Taleed El-Sabawi (Georgetown University Institute for Health Law) and Sarah Katz (Temple University School of Law) have recently posted to SSRN their paper, Deinstitutionalizing Family Separation in Cases of Parental Drug Use. Here is the abstract:
Family separation has long served as a mechanism of social control and punishment in the United States, disproportionately targeting Black, Indigenous, and other marginalized families under the guise of child welfare. Family separation remains the family policing system’s primary intervention in families, including families targeted because one parent is using substances. Recent legislation, such as the Families First Prevention Services Act, aims to reduce family separation by funding preventive services. However, the punitive approach entrenched in the family policing system remains resistant to reform. This Essay argues that the family policing system, steeped in a legacy of racialized control and punitive policies, fundamentally obstructs efforts to prioritize family preservation over child removal in cases of parental drug use.
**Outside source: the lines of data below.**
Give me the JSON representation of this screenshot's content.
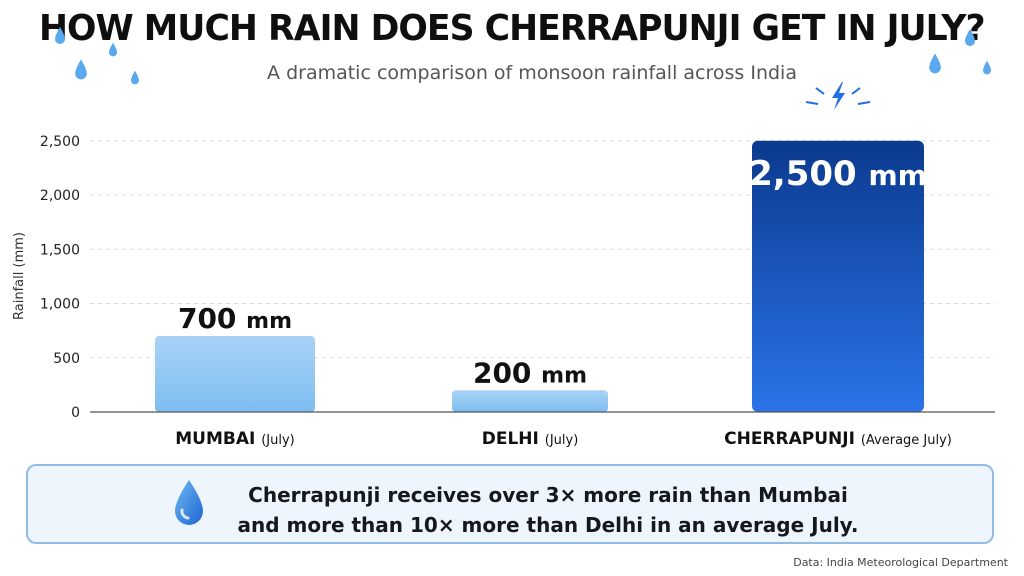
{
  "header": {
    "title": "HOW MUCH RAIN DOES CHERRAPUNJI GET IN JULY?",
    "subtitle": "A dramatic comparison of monsoon rainfall across India"
  },
  "chart_data": {
    "type": "bar",
    "ylabel": "Rainfall (mm)",
    "xlabel": "",
    "ylim": [
      0,
      2700
    ],
    "yticks": [
      0,
      500,
      1000,
      1500,
      2000,
      2500
    ],
    "ytick_labels": [
      "0",
      "500",
      "1,000",
      "1,500",
      "2,000",
      "2,500"
    ],
    "grid": true,
    "categories": [
      {
        "name": "MUMBAI",
        "period": "(July)"
      },
      {
        "name": "DELHI",
        "period": "(July)"
      },
      {
        "name": "CHERRAPUNJI",
        "period": "(Average July)"
      }
    ],
    "values": [
      700,
      200,
      2500
    ],
    "value_labels": [
      {
        "number": "700",
        "unit": "mm"
      },
      {
        "number": "200",
        "unit": "mm"
      },
      {
        "number": "2,500",
        "unit": "mm"
      }
    ],
    "colors": {
      "light_bar_top": "#a9d3f6",
      "light_bar_bottom": "#7dbdf0",
      "dark_bar_top": "#0b3a8e",
      "dark_bar_bottom": "#2a73e8",
      "accent": "#1f6fe0"
    }
  },
  "callout": {
    "line1": "Cherrapunji receives over 3× more rain than Mumbai",
    "line2": "and more than 10× more than Delhi in an average July.",
    "icon": "water-drop-icon"
  },
  "source": "Data: India Meteorological Department"
}
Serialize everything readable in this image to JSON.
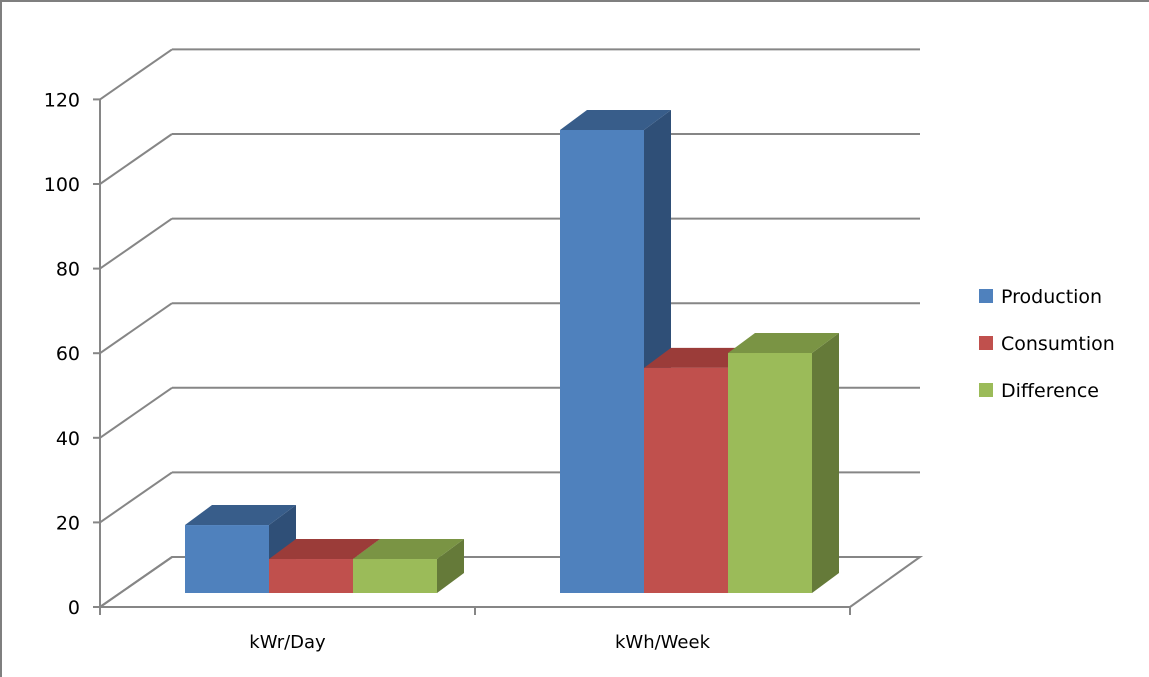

Through an institutional theory lens, this Essay examines how the family policing system’s historical emphasis on punishment and surveillance resists even well-intentioned legislative changes. Despite the inclusion of family-centered services in recent legislation addressing the opioid crisis, implementation barriers and institutional inertia within family policing agencies perpetuate default practices of policing and removal.
This Essay argues for a fundamental reimagining of family support systems that divests from punitive family policing frameworks and centers on family preservation.